I think this is a really good thing to think through.
The issues you bring up hinge on one thing (compatibility concerns). So far the unit tests pass. From my investigations, I haven't been able to find any theoretical reasons why it can't be compatible for 99% of things using pygame.
The stronger evidence of tests passing, and no concrete theoretical reasons presented on why it can't be compatible suggests to me that it can be done. As the patches currently exist, and have for some time, gives me a reason to think those fears about OS packagers doing strange things are unfounded. As they upgrade SDL versions at different times, I think we should still be ok if things are compatible.
By not aiming for compatibility we guarantee there won't be. Having a compatible pygame API lets us do that, and still release to places where SDL2 doesn't exist yet. If considering the API is compatible as I hope, then I don't see a problem with people who require SDL2 features seeing if they are running on an SDL2 pygame.
A pygame 2.0 would be released under the pygame package name, with SDL 2 as default, with a pygame compatible API. Until we get to that point pygame 1.10.0+ will exist, but patches and conditional compilation will be available for SDL2. (as they exist right now, but made easier to select).
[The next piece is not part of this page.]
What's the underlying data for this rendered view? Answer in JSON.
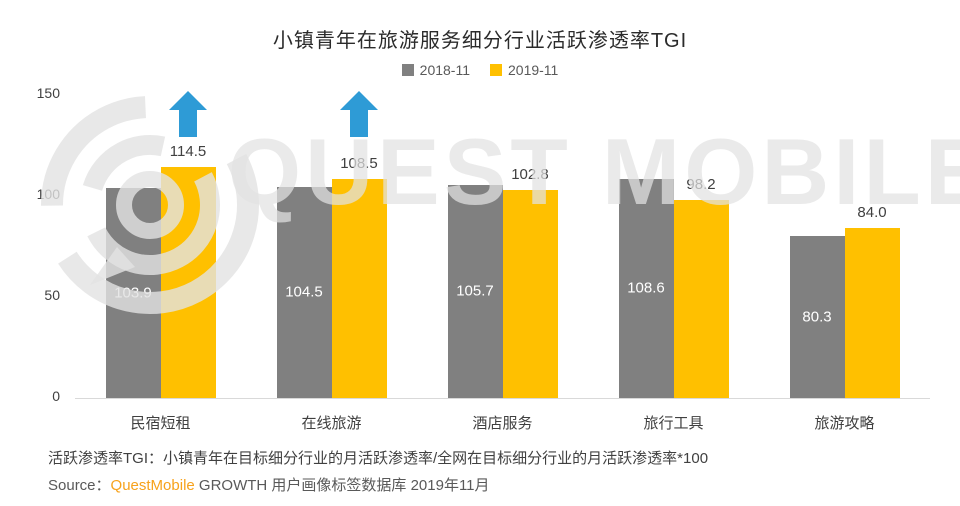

Old modules like cdrom, and overlay will be marked as depreciated.
By using new pygame APIs for differences between SDL1 and SDL2 we allow the old apps to continue working. So there should be no sudden break the world transition.
If an app really isn't compatible with a newer pygame for some reason (unlikely IMHO), then it's still possible for an older version to be bundled with pip, conda, and many virtual envs. Things like apt, could do like they did with SDL1, and python2 and python3. That is, making pygame1 into a pygame1-sdl1 package, which perhaps gets installed as pygame1. Then the rare cases of old uncompatible apps, which have not been updated themselves are covered. But I honestly don't think that will happen.